宿に着くと、暖かくて靴と靴下を履く必要が無くなったので、中国に入って以降しばらくバックパックの底に眠っていたサンダルを取り出して、再びTシャツ・短パン、サンダル履きの典型的バックパッカーの出で立ちになった。
宿は空港の北、街の中心部からは外れた住宅地の奥まった一角にある白人宿で、インドの、しかもムンバイのような大都会にしては、閑静な場所にあった。
「さ、後はフリーだよ。自由にエンジョイしてくれ」
必要書類を書くと、宿のスタッフは笑顔でそう言った。
私は、地図を見ながら、現在地と行きたい場所の位置関係を確かめてみた。ゲートウェイ・オブ・インディア、フローラの泉、カフェ・レオポルド、ヴィクトリアスターミナル駅、ガンディーの住まいetc…。すると、こうした場所は意外に遠いことがわかった。こうした地点のほとんどはおもにムンバイが所在する半島の最南端、フォート地区と呼ばれる一角にあり、空港の北にある宿からは直線距離にしておよそ20kmも離れているのである。インド亜大陸は大きいので、地図でちょっと見るとそんなに遠くないように錯覚するが、まったく違う…。タクシーなど使ったら、悪辣なドライバーにとんでもない額を請求されて揉めるに決まっている。
そこで「ねえ、フォート地区まで、どう行ったらいいかな」とスタッフに聞いてみると、
「そうだな。ここからなら、リクシャーでアンドヘーリ駅まで行って、列車でチャーチゲート駅まで行けばいいよ」
という答えが返って来たので、宿でしばらく休憩した後、私はそれに従ってフォート地区を目指してみることにした。

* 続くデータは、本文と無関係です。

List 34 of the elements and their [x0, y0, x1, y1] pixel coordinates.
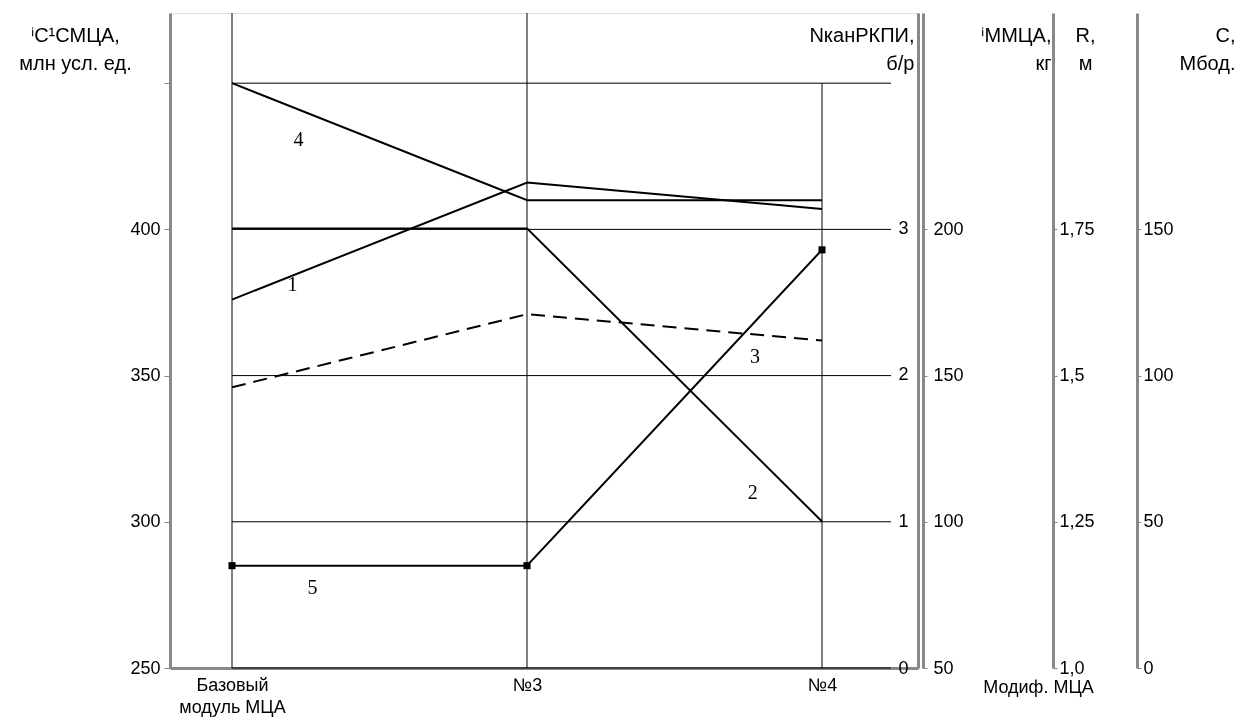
y-tick-label: 300: [130, 511, 161, 532]
x-tick-label: Базовый модуль МЦА: [179, 674, 286, 717]
y2-tick-label: 2: [898, 364, 909, 385]
x-tick-label: №3: [512, 674, 543, 695]
text: 50: [1143, 511, 1164, 532]
series-label: 4: [293, 128, 304, 151]
y3-tick-label: 150: [933, 365, 964, 386]
x-tick-label: №4: [807, 674, 838, 695]
y2-tick-label: 0: [898, 657, 909, 678]
y3-tick-label: 200: [933, 218, 964, 239]
text: 1,25: [1059, 511, 1095, 532]
y2-axis-title: NканРКПИ, б/р: [809, 23, 915, 74]
x-axis-title: Модиф. МЦА: [983, 676, 1094, 697]
y2-tick-label: 1: [898, 510, 909, 531]
series-label: 5: [307, 575, 318, 598]
text: 1,75: [1059, 218, 1095, 239]
y-tick-label: 350: [130, 365, 161, 386]
y3-axis-title: ⁱMМЦА, кг: [981, 23, 1052, 74]
y-tick-label: 250: [130, 657, 161, 678]
text: 1,5: [1059, 365, 1085, 386]
text: C, Мбод.: [1179, 23, 1236, 74]
text: 150: [1143, 218, 1174, 239]
text: 1,0: [1059, 657, 1085, 678]
series-label: 2: [747, 480, 758, 503]
text: R, м: [1075, 23, 1096, 74]
y-axis-title: ⁱC¹СМЦА, млн усл. ед.: [19, 23, 132, 74]
y2-tick-label: 3: [898, 217, 909, 238]
y-tick-label: 400: [130, 218, 161, 239]
y3-tick-label: 100: [933, 511, 964, 532]
text: 0: [1143, 657, 1154, 678]
series-label: 3: [750, 345, 760, 368]
text: 100: [1143, 365, 1174, 386]
y3-tick-label: 50: [933, 657, 954, 678]
series-label: 1: [287, 272, 298, 295]
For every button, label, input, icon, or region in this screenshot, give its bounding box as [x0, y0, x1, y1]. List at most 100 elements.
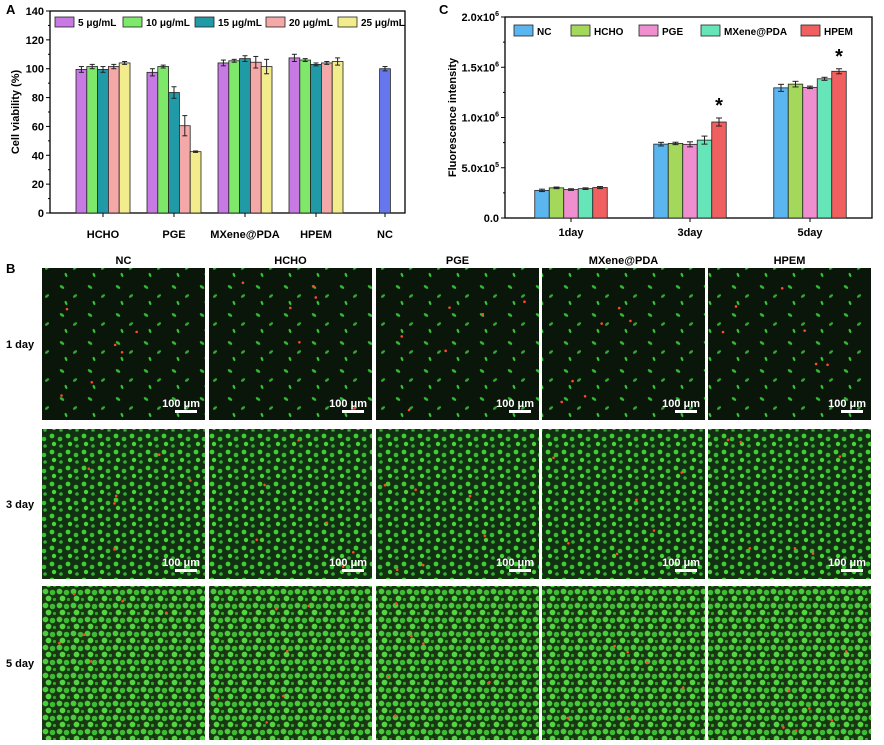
microscopy-image-shade [376, 268, 539, 420]
dead-cell-dot [65, 307, 69, 311]
microscopy-image-texture [376, 268, 539, 420]
chart-a-category-label: PGE [162, 229, 185, 241]
chart-a-bar [75, 69, 88, 214]
chart-a-bar [97, 69, 109, 214]
chart-a-legend-label: 15 μg/mL [218, 18, 262, 29]
chart-a-legend-swatch [122, 16, 143, 28]
dead-cell-dot [351, 550, 355, 554]
chart-c-legend-label: HCHO [594, 27, 624, 38]
chart-a-bar [146, 71, 159, 214]
scale-bar-label: 100 μm [662, 557, 700, 569]
dead-cell-dot [523, 300, 526, 304]
chart-c-ylabel: Fluorescence intensity [447, 57, 459, 177]
chart-a-bar [331, 61, 344, 214]
chart-a-cell-viability: 0 20 40 60 80 100 120 140 Cell viability (%) HCHO… [10, 6, 406, 241]
panel-letter-c: C [439, 2, 449, 17]
dead-cell-dot [216, 697, 220, 700]
scale-bar [675, 569, 697, 572]
dead-cell-dot [157, 453, 161, 456]
dead-cell-dot [748, 546, 752, 550]
chart-a-legend-label: 25 μg/mL [361, 18, 405, 29]
chart-c-bar [682, 143, 698, 219]
chart-a-bar [108, 66, 120, 214]
dead-cell-dot [410, 634, 413, 638]
chart-c-legend-label: MXene@PDA [724, 27, 787, 38]
chart-a-ytick-label: 140 [26, 6, 44, 18]
microscopy-image-shade [42, 268, 205, 420]
dead-cell-dot [255, 538, 259, 542]
dead-cell-dot [407, 408, 411, 412]
dead-cell-dot [265, 721, 268, 724]
chart-a-legend-label: 5 μg/mL [78, 18, 116, 29]
chart-a-ytick-label: 60 [32, 121, 44, 133]
chart-a-bar [379, 68, 391, 214]
dead-cell-dot [560, 400, 564, 404]
microscopy-image-texture [542, 586, 705, 740]
chart-c-bar [816, 78, 833, 219]
microscopy-image-shade [708, 268, 871, 420]
dead-cell-dot [468, 494, 472, 498]
dead-cell-dot [787, 689, 791, 693]
scale-bar [841, 569, 863, 572]
microscopy-image: 100 μm [209, 429, 372, 579]
chart-c-fluorescence: 0.0 5.0x105 1.0x106 1.5x106 2.0x106 Fluoresce… [447, 11, 873, 239]
chart-a-category-label: HCHO [87, 229, 120, 241]
microscopy-column-header: HCHO [274, 255, 307, 267]
chart-c-legend-label: HPEM [824, 27, 853, 38]
dead-cell-dot [383, 483, 387, 487]
microscopy-image-shade [708, 586, 871, 740]
microscopy-image-shade [708, 429, 871, 579]
scale-bar-label: 100 μm [496, 557, 534, 569]
dead-cell-dot [120, 350, 124, 354]
chart-a-category-label: HPEM [300, 229, 332, 241]
scale-bar-label: 100 μm [329, 557, 367, 569]
chart-a-legend-label: 10 μg/mL [146, 18, 190, 29]
microscopy-image [42, 586, 205, 740]
microscopy-image: 100 μm [708, 429, 871, 579]
dead-cell-dot [628, 717, 631, 721]
dead-cell-dot [241, 281, 245, 285]
chart-a-ytick-label: 100 [26, 64, 44, 76]
dead-cell-dot [87, 467, 91, 471]
scale-bar [675, 410, 697, 413]
dead-cell-dot [263, 483, 266, 487]
dead-cell-dot [615, 552, 619, 556]
dead-cell-dot [113, 343, 117, 347]
dead-cell-dot [721, 330, 725, 334]
dead-cell-dot [82, 633, 86, 637]
dead-cell-dot [189, 479, 192, 482]
chart-c-significance-star: * [835, 46, 843, 68]
chart-c-category-label: 3day [677, 227, 703, 239]
microscopy-image-texture [708, 586, 871, 740]
microscopy-column-header: MXene@PDA [589, 255, 658, 267]
dead-cell-dot [448, 306, 451, 309]
microscopy-image-texture [376, 586, 539, 740]
dead-cell-dot [571, 379, 574, 383]
dead-cell-dot [635, 498, 638, 502]
dead-cell-dot [652, 529, 656, 532]
chart-a-ytick-label: 120 [26, 35, 44, 47]
dead-cell-dot [288, 306, 292, 310]
dead-cell-dot [613, 644, 616, 648]
chart-c-bar [711, 121, 727, 219]
dead-cell-dot [113, 548, 116, 551]
dead-cell-dot [421, 563, 425, 567]
dead-cell-dot [298, 340, 301, 344]
microscopy-image-texture [708, 268, 871, 420]
chart-a-bar [157, 66, 170, 214]
dead-cell-dot [567, 541, 570, 545]
dead-cell-dot [483, 534, 487, 538]
microscopy-image [542, 586, 705, 740]
microscopy-image-texture [209, 586, 372, 740]
chart-a-legend-swatch [337, 16, 358, 28]
dead-cell-dot [617, 306, 621, 310]
microscopy-image-texture [708, 429, 871, 579]
microscopy-image-shade [542, 586, 705, 740]
chart-c-category-label: 1day [558, 227, 584, 239]
microscopy-row-header: 5 day [6, 658, 35, 670]
chart-c-significance-star: * [715, 95, 723, 117]
chart-a-ylabel: Cell viability (%) [10, 69, 22, 154]
dead-cell-dot [680, 471, 684, 474]
microscopy-column-header: NC [116, 255, 132, 267]
chart-a-bar [310, 63, 322, 214]
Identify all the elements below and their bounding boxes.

オートリクシャーは、その名の通りオートバイに黒と黄色の配色の客車を取り付けたバイクタクシーの一種で、フィリピンのトライシクルや、タイのトゥクトゥクに相当する乗り物であった。私は大通りに出ると手頃なオートリクシャーを捕まえて、アンドヘーリ駅まで向かうように頼んだ(オートリクシャーにはメーターが付いているものもあったけれど、面倒くさいのかボリたいのか知らないがあまりメーターは使わないらしく、やっぱり交渉制だった。値段はボッタクリというほどでもなかったので問題なかったが)。
「…こ、これは…」
リクシャーに乗って数分して、私はムンバイの交通事情が、アーグラや衝突事故に遭ったジャイプールよりも更にひどいことに気がついた。
大量の自動車やオートリクシャーが、うんうんと唸りをあげながら、車間距離を恐ろしいほど詰めて走っているのだ。距離は1mなんてものではない。50cm、30cm、10cm…右にも左にも前にも後ろにも、手が届く(届きそうなではなく、届く)距離にまで、車が近づいてくる。
にも関わらず、運ちゃん達は勢い良く発進して、ぶつかるかぶつからないか、その限界寸前のところで器用に停まる。まるで、互いにセンサーを装備していて、ぎりぎりの距離で自動的に停止しているかのような、達人級の曲芸だ。
私はというと、そんな芸当に感心するどころか、生命の危険を感じていた。
この連中、何だってこんなに距離を詰めたがるんだ。そりゃあ、ムンバイはとてつもない大都会で、インドは煮えたぎったヤカンの底みたいにものすごく忙しくてアツいところなのかもしれないが、そんなに車間距離詰めることないじゃないか。あんたらの誰か一人がほんのちょっとアクセルかブレーキ踏み損ねただけでぶつかるんだぞ。あんたら本当に免許持ってんの? それともチキンレースみたいに、よりギリギリまで詰めた方が男らしくてカッコいいとか、そういう奇習かなんかあるわけ? どうかしてるんじゃないのか?
フィリピンに居た時も、トライシクルにはよく乗っていたが、その語学学校には夜間のトライシクル禁止という規則があった。
何かあったら向こうの大学の責任になるだろうから仕方ないのだろうけど、心配性だなまったく、別に危なくなんかないのに、などとその頃は内心思っていたわけだが、これはそんなレベルではなかった。ここに語学学校があったとして、オートリクシャー禁止の規則があったとしても私は何の疑問も抱かないと思う。
正直、ものすごく怖い。
私は、真面目に手の届く距離まで接近したり、急発進したり急停車したりするオートリクシャーの中で、ビクビクしながらひたすらぶつかりませんようにと祈っていた。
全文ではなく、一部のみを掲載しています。